Manejar una epidemia requiere instrucciones veraces que la ciudadanía crea y siga. Exige líderes ecuánimes, que usan la mejor ciencia y gestionan a tiempo el financiamiento y acciones necesarias.

Ahora la escala introduce diferencias cualitativas, no solo de grado. En las redes sociales, la gestión gubernamental china de la propaganda se ha trocado por gestión anticipada de información: el ciudadano no sabe lo que no sabe, no puede siquiera saber cuando falta o sobra información. En Occidente los rumores de siempre se han transfigurado en fábricas de fake news: cualquiera dice cualquier cosa acerca de cualquier cuestión y llega a todo mundo con solo correr sus pulgares sobre la pantalla del celular. Y cobra por ello.

Bajo todo esto hay una asunto incontestado. La propiedad oligopólica de las plataformas de las redes sociales, validada en un neoliberalismo radical, significa que no existen mecanismos de gobernanza democrática para liberalizar la información en entornos autoritarios, pero tampoco para regularla en ambientes liberales. Los ciudadanos no podemos ver dentro de esas empresas y tampoco lo hacen los gobiernos. Menos aún podemos ponerle cotos oportunos.

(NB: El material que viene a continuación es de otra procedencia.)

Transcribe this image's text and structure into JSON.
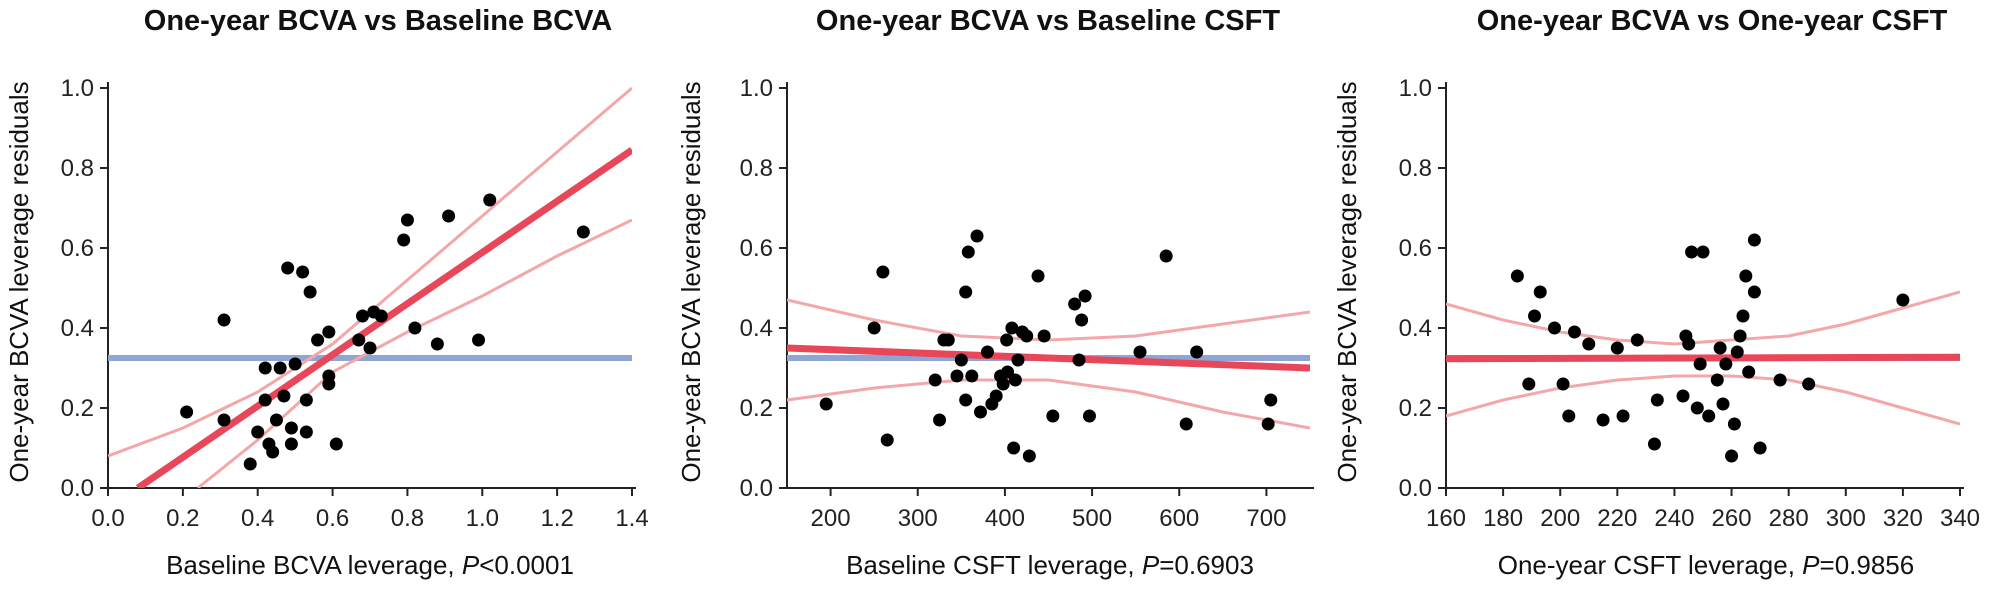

A eso se agrega el deterioro en las prácticas democráticas, tanto ciudadanas como de líderes. Manejar una epidemia requiere instrucciones veraces que la ciudadanía crea y siga. Exige líderes ecuánimes, que usan la mejor ciencia y gestionan a tiempo el financiamiento y acciones necesarias. Lo ilustra para bien la transformación del discurso de Alejandro Giammattei: en vez de hacer recomendaciones de ir a la playa, alguien logró convencerlo de explicar con detalle la enfermedad y su prevención. Sin embargo, el negacionismo de gente como Trump, Bolsonaro u Ortega, el favor popular dado a líderes caudillistas, la truculencia del discurso político que sataniza a grupos humanos específicos y el rechazo a la intervención colectiva dificultan diseminar propuestas racionales, desatan pánico e imposibilitan la intervención gubernamental.

En más o menos tiempo —según la calidad de la respuesta— esta pandemia pasará. Sus efectos sobre la economía se alargarán más. Pero ella ha desnudado para siempre las fragilidades de la democracia mediática en que vivimos y los riesgos de un mercado que no rinde cuentas a nadie.

Ilustración: El murciélago (1886), de Vincent Van Gogh.